L'hypothèse que les mathématiques sont des constructions ou outils plus ou moins imparfaits dont l'évolution a doté les organismes vivants, en même temps qu'elle les dotait d'autres types de langages symboliques, pourrait être confortée par le fait que l'aptitude à dénombrer les éléments significatifs de l'environnement, comme d'ailleurs l'aptitude à construire des cartes géométriques de celui-ci, semblent très répandues, y compris chez des espèces qui ne sont pas considérées comme supérieures(3). Nous retrouvons alors l'hypothèse constructiviste. On construit les mathématiques dont on a besoin pour agir - ce qui justifie la revendication de scientifiques travaillant dans les secteurs émergents : donnez-nous les outils mathématiques qui nous manquent encore, au lieu de vous complaire dans la contemplation d'hypothétiques essences mathématiques.

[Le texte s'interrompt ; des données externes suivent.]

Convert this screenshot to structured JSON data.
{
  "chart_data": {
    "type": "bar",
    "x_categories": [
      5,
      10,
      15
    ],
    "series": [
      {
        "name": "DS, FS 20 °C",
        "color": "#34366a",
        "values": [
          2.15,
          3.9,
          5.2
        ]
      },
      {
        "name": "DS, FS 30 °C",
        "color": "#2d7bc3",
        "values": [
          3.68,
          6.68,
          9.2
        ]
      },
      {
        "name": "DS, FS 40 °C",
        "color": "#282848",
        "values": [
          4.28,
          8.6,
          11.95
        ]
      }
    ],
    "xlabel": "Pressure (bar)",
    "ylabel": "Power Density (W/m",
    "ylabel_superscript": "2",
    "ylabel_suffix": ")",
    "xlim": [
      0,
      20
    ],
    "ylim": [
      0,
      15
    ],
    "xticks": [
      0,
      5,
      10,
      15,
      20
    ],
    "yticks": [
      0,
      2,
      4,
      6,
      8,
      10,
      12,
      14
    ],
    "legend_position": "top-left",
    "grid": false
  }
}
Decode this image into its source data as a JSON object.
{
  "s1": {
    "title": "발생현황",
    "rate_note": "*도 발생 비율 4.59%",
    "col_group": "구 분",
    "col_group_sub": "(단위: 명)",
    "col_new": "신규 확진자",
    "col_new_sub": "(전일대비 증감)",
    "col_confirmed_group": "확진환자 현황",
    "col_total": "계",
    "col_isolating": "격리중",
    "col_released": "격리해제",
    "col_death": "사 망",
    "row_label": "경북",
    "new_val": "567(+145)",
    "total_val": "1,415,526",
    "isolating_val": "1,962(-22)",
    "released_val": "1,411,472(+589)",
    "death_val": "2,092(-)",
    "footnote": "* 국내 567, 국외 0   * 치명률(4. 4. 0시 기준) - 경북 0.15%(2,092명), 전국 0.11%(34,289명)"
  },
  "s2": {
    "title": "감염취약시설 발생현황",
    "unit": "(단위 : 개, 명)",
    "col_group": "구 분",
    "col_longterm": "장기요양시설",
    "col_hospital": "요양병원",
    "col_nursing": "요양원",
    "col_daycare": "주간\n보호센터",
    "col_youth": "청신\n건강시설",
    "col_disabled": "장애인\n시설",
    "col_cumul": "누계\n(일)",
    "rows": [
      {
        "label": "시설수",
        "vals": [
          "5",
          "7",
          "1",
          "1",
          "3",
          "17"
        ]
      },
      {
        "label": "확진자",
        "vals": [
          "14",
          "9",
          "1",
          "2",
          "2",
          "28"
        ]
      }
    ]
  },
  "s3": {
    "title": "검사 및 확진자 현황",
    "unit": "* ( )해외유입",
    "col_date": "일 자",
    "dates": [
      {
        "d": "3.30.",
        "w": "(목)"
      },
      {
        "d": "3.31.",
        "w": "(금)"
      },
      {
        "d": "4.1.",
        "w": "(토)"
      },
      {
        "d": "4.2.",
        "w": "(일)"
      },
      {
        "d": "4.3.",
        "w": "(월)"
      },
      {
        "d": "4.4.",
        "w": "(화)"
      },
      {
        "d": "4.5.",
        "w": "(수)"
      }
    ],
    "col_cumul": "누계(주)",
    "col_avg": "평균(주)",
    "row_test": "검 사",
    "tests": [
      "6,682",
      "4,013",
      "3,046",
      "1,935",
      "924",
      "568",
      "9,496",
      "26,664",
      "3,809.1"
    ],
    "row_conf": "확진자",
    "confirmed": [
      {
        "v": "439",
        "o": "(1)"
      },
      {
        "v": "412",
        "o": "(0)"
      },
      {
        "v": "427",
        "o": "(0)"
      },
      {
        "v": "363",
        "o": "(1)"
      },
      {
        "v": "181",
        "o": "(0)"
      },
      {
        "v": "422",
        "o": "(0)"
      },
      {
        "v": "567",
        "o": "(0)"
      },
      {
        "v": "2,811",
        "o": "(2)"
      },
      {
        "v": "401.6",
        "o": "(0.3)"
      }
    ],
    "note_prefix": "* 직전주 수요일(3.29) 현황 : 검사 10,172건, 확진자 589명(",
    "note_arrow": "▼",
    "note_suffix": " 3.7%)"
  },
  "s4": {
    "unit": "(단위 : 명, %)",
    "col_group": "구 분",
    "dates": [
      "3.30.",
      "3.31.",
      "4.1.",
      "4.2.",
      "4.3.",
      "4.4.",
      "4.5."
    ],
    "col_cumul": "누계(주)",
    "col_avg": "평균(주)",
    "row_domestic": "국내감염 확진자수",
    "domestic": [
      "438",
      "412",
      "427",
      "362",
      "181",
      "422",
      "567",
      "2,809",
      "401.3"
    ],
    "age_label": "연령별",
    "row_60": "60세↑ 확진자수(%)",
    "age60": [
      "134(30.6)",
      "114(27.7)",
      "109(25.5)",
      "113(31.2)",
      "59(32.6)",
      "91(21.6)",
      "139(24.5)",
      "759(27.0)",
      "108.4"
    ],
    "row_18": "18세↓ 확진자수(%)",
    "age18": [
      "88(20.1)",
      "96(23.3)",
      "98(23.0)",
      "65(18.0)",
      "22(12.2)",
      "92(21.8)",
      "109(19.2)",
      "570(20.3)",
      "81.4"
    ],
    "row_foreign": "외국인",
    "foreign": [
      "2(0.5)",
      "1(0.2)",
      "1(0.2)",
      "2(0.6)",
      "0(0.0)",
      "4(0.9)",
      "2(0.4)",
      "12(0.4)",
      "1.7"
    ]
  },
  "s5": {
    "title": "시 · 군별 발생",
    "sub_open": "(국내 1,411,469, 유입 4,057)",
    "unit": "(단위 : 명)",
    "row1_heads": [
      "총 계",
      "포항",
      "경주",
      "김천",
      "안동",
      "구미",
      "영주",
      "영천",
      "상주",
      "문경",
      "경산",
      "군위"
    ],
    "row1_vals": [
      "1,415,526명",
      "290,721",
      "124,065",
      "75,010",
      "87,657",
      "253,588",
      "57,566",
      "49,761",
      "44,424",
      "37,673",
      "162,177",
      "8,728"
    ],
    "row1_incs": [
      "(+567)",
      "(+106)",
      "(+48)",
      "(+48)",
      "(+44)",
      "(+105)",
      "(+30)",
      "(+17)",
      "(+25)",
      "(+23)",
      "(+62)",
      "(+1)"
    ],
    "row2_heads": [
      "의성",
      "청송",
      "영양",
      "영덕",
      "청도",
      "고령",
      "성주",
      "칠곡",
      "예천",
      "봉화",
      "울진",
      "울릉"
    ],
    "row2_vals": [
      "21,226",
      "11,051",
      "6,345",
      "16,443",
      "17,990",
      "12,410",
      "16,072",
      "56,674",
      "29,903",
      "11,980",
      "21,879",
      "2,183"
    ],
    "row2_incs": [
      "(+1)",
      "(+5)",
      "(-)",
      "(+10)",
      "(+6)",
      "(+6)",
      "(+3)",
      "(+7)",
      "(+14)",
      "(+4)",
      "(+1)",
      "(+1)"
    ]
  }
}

1 : Un mathématicien français renommé, Alain Connes, parle de " mathématiques archaïques " qui constitueraient un univers profond indépendant des hommes et que le mathématicien aurait pour mission de découvrir, comme l'explorateur spatial découvre de nouvelles planètes. On lira de lui, notamment, Matière à penser (avec Jean-Pierre Changeux), Odile Jacob, 1989-2000 (rééditions).

2 : Voir chapitre 4.

3 : Des observations, toujours plus nombreuses, montrent que beaucoup d'animaux pourraient identifier et distinguer des groupes comportant de un à trois, voire cinq individus.